New Delhi, Feb. 22: The Indian basket of crude crossed the psychological $100-per-barrel mark over fears of supply disruption in the wake of the political turmoil in West Asia. However, the government ruled out any immediate hike in the prices of petroleum products.

Oil minister S. Jaipal Reddy has also ruled out any hike in the price of petrol, which is decontrolled.

“We are watching the situation closely … if it spreads to other nations in the region it would have serious implications on the oil import bill,” oil ministry officials said.

Brent crude prices spiked to over $107 per barrel as concern grew that the violence in Libya, a member of the Organisation of the Petroleum Exporting Countries (Opec), could lead to wider supply disruptions. The country imports about one million tonnes of crude from Libya.

The Indian crude basket, which comprises Oman-Dubai sour grade crude and Brent dated sweet crude in a 62.3:37.7 ratio, touched $101.67 a barrel yesterday.

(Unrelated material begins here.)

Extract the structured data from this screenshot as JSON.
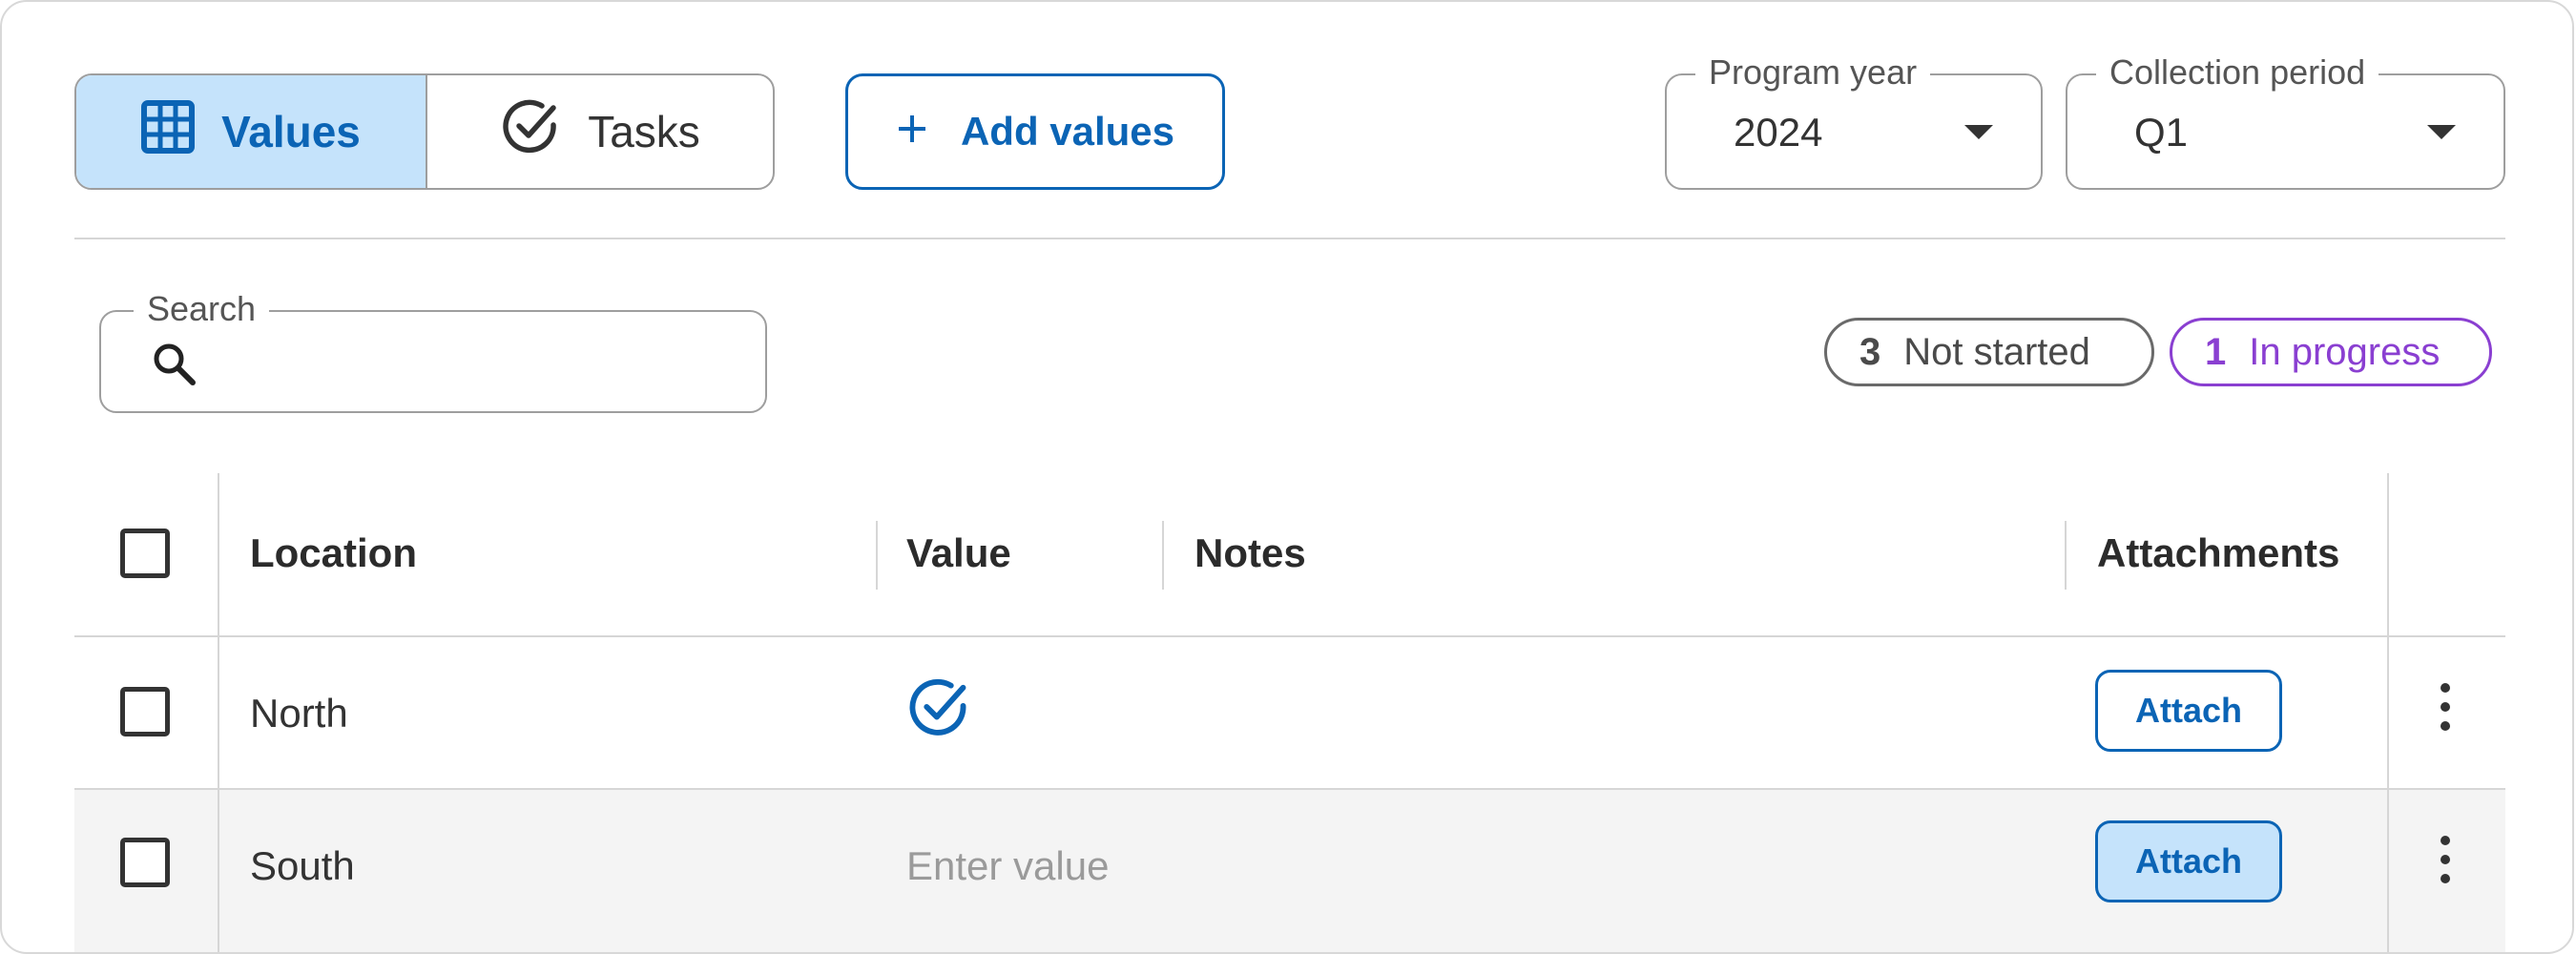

Sources said oil companies were under pressure to avoid a petrol price hike, and the periodic revision of petrol prices was on hold for now. Any hike in prices would contribute to rising inflation.

“If the situation in the region deteriorates, it would further spike the global oil prices and domestic prices would be hit. There are fears that it could cross the pre-crisis level of $147 a barrel, burdening the fiscal deficit and impacting the inflation mitigating mechanisms of the government,” N.R. Bhanumurthy of the National Institute of Public Finance and Policy said.

Oil marketing companies are reeling under cumulative losses of Rs 450 crore per day because of selling fuel products at prices below cost. The state-owned firms are incurring a loss of Rs 2.8 per litre on petrol prices, Rs 9.55 per litre on diesel prices and Rs 20.57 per litre on kerosene prices. The loss on LPG is pegged at Rs 356.07 per domestic LPG cylinder.

Minister of state for petroleum and natural gas R.P.N. Singh said, “Oil companies have increased the price of petrol (deregulated in June last) only by 13.5 per cent against the rise in petrol prices of 36 per cent in the international market, thereby absorbing a part of the increase in global oil prices themselves.”

Analysts said if the government did not go for a price hike, the finance ministry would have to compensate the oil companies and this would increase the government’s fiscal deficit.

“For the full fiscal, the three refiners are projected to lose Rs 76,559 crore in revenues at current prices,” officials said. For the first nine months, the finance ministry has approved the release of a cash compensation of Rs 21,000 crore to the three state-run fuel retailers.

To tackle the difficult situation, the government might restructure the oil duty in the budget, sources said. At present, the customs duty on crude is 5 per cent, while the duty on petrol and diesel is 7.5 per cent. The excise duty on petrol is Rs 14.3 per litre and Rs 4.65 per litre on diesel. The government also charges Rs 1 per litre cess on diesel and petrol.

Kalpana Jain, energy analyst with Deloitte Touche Tohmatsu India, said, “Rising oil prices will put a strain on the government’s finances and restrict headroom for more spending in critically important areas such as infrastructure, education and health.”